When choosing a hot tool, consider how often you plan to use it. If you don’t plan to use it very often, you might want to choose a model that doesn’t take too long to heat up. On the other hand, if you’re planning to use a hot tool every day, you’ll probably want to buy one that heats up quickly.
If you have curly hair, you’ll want to use a flat iron. Flat irons work best on coarse hair because the heat penetrates the strands better. Flat irons are similar to curling irons except they don’t contain a heating element inside the barrel. Instead, flat irons have plates that move across each other. This action creates friction and heat.
To prevent damage to hair, use a comb to smooth out frizzies before you flatten them. Also, make sure to apply products evenly throughout the length of your hair.

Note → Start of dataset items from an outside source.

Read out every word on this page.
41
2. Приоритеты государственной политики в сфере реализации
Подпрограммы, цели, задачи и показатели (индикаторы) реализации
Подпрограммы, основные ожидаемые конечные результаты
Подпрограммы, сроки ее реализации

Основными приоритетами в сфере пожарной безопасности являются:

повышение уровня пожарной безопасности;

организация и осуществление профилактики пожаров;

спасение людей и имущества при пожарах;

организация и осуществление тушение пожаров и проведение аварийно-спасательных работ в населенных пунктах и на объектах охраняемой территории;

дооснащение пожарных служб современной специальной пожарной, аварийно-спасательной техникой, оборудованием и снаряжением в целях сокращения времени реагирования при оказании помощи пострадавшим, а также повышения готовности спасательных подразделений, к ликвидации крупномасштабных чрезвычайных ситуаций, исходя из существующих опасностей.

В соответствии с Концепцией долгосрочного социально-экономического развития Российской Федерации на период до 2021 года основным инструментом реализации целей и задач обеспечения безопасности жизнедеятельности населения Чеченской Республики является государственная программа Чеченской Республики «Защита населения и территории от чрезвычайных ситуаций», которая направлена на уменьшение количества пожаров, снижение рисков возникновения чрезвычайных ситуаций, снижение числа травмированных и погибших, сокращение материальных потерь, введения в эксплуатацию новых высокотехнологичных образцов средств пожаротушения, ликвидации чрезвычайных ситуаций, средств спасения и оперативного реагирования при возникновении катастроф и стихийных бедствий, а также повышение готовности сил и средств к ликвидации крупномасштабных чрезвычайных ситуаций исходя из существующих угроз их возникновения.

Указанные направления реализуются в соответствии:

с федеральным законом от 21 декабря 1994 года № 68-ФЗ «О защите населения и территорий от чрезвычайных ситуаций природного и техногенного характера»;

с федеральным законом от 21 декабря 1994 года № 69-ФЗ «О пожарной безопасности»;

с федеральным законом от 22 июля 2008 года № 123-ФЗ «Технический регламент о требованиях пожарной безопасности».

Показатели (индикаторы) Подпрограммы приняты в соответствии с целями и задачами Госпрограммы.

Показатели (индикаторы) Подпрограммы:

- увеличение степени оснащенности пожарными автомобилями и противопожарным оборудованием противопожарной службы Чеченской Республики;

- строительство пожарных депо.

You Have Another Condition
Hair loss can be caused by a number of different factors, including stress, hormonal changes, medications, diet, illness, and genetics. Telogen effluvium is one of those conditions that affects women much more often than men. This condition causes hair to fall out suddenly, usually due to a change in hormones. In most cases, it happens over a period of weeks or months.
The good news is that there are ways to treat this condition. Your dermatologist can help determine what the cause of your hair loss is. He or she might recommend medication or even surgery if necessary. You can also try some home remedies to stimulate growth and prevent further shedding.
You’re Going Through Menopause
Hair loss is one of the most common symptoms of perimenopause and menopause. But it’s normal. And there are ways you can help prevent it.
Menopause is the end of menstruation and the beginning of the changes associated with aging. While some women experience hot flashes, night sweats, mood swings and vaginal dryness, others don’t notice anything different about their bodies.
But while many women go through menopause naturally, some experience premature menopause due to medical conditions like thyroid disease, ovarian cysts, polycystic ovary syndrome and cancer.
The good news is that hair loss is completely normal during menopause. In fact, it happens because estrogen levels drop and testosterone levels rise. This causes hair follicles to shrink and become dormant.
While hair loss typically occurs around the temples and crown area of the head, it can occur anywhere on the scalp.
In addition to hair loss, women often experience thinning hair. If you see thinning hair, talk to your doctor. You could be experiencing early signs of menopause.
If you do experience hair loss, here are some tips to keep your hair healthy and strong:
You Pull It Out
Trichotillomania — also known as hair pulling — affects about 4 million Americans, according to the National Institute for Mental Health.
Hairpullers pull out their hair because it feels good. They don’t think they’re doing anything wrong. But they are.
The disorder is called “trichotillomania,” and it causes sufferers to compulsively pluck their eyebrows, eyelashes, body hair, head hair, pubic hair, armpit hair, and even fingernails.
There is no cure for tricho.
You Have an Eating Disorder
Anorexia and bulimic disorders are mental health issues that affect millions of people around the world. They’re often called eating disorders because they involve a person losing too much weight, and they’re usually caused by emotional distress. If you think someone you know might have an eating disorder, here are some signs to look out for:
• You notice your friend or family member gaining or losing weight without explanation.
• Your friend or family member refuses to eat certain foods, even though she or he enjoys those foods.
• Your friend seems preoccupied with food, dieting, exercise, body shape, or weight.
• Your friend eats very little during meals, and/or overeats afterward.
• Your friend uses laxatives, diuretics, enemas, or vomiting to lose weight.
• Your friends or family members avoid social situations where food is served.